A

David

Darling

Invaders From Mars

Invaders_From_Mars_saucer

Invaders From Mars is a low-budget, high-impact 1953 science fiction film, by William Cameron Menzies (Academy Award-winning art director of Gone With the Wind), which both reflected and encouraged the xenophobia prevalent in post-War America. In it, a flying saucer lands and buries itself in the ground outside an unsuspecting town. Only a young boy sees its arrival and, of course, at first no one believes his fantastic story. Then people start to disappear – a soldier, the commissioner of police, the boy's parents – only to reappear later having been "taken over". Eventually, the army is called in and the aliens are defeated. The people who had been abducted are returned to normal.

 

If Hollywood had gone out of its way to produce an anti-Communist propaganda film it could hardly have done a more effective job. The aliens are the communists trying to compel everyone, against their will, to become part of a system in which individuality is crushed and merged with an authoritarian whole. Only American resolve and ingenuity stand in their way.

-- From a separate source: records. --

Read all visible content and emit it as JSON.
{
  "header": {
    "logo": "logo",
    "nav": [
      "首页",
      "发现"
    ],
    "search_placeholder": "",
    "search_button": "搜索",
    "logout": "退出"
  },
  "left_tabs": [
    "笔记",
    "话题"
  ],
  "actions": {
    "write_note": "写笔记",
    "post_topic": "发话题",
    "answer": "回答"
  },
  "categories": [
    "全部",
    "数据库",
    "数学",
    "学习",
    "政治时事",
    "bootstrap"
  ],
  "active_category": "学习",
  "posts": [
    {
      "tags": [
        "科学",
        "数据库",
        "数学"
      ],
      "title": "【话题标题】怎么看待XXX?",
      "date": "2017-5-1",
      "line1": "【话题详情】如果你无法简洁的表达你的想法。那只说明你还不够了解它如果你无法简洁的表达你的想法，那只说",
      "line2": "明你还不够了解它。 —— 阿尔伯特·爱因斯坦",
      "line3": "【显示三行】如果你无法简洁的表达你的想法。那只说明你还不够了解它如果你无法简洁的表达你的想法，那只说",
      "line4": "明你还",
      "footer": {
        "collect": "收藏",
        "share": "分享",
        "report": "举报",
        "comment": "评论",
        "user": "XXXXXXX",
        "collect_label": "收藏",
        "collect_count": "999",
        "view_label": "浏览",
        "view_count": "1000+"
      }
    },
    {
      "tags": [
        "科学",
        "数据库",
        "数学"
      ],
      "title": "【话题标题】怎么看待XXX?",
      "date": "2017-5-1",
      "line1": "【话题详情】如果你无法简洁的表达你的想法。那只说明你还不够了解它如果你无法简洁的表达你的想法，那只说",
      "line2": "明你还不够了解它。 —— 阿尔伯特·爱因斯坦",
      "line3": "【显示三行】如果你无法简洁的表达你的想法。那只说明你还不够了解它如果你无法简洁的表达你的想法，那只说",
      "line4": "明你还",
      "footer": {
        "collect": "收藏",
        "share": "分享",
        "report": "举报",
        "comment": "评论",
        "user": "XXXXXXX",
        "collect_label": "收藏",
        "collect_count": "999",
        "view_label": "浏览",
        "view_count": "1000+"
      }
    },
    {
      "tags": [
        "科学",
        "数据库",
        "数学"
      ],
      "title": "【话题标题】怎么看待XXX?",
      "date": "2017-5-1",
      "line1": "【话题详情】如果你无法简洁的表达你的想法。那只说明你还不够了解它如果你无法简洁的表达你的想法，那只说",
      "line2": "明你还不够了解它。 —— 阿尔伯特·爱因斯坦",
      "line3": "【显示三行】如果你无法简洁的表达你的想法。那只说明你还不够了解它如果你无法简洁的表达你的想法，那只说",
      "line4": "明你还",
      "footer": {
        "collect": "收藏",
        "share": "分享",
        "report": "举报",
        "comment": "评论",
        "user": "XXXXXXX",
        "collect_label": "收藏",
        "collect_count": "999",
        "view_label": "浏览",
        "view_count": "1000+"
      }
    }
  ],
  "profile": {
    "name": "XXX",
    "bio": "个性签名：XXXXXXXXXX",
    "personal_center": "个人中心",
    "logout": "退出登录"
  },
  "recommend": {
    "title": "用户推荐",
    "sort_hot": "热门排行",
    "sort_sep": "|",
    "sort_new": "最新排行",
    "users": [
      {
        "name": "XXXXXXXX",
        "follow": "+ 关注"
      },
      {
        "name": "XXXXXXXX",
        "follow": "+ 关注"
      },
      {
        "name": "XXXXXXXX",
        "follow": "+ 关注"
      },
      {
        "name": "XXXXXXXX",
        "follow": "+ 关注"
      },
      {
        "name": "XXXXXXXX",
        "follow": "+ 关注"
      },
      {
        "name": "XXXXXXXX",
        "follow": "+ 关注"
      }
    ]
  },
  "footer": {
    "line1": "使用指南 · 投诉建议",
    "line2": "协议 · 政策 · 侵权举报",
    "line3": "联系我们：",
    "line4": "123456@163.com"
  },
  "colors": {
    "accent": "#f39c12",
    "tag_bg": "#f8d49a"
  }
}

And, naturally, the home side wins; freedom is preserved – for the moment. Although the metaphors seem transparent enough now, when the film was first shown people no doubt enjoyed it simply as pure sci-fi escapism. Nevertheless, the subliminal message (whether it was put there intentionally or not) would have got through and reinforced what everyone already feared: the US, the last great guardian of liberty, was under imminent threat from sinister outside forces.

 


Special effects

The Martian heat-ray effect showing the bubbling, melting walls of the tunnels was created by shooting a large tub of boiling oatmeal from above, colored red with food coloring and lit with red lights. The cooled, bubbled-up effect on some areas of the blasted tunnel walls was initially created using inflated balloons pinned to the tunnel walls. But in film tests it was too obvious they were balloons, so the effects crew tried smaller, inflated latex condoms. Further testing showed these looked much more convincing, and the crew wound up inflating more than 3,000 to be attached to the tunnel set's walls.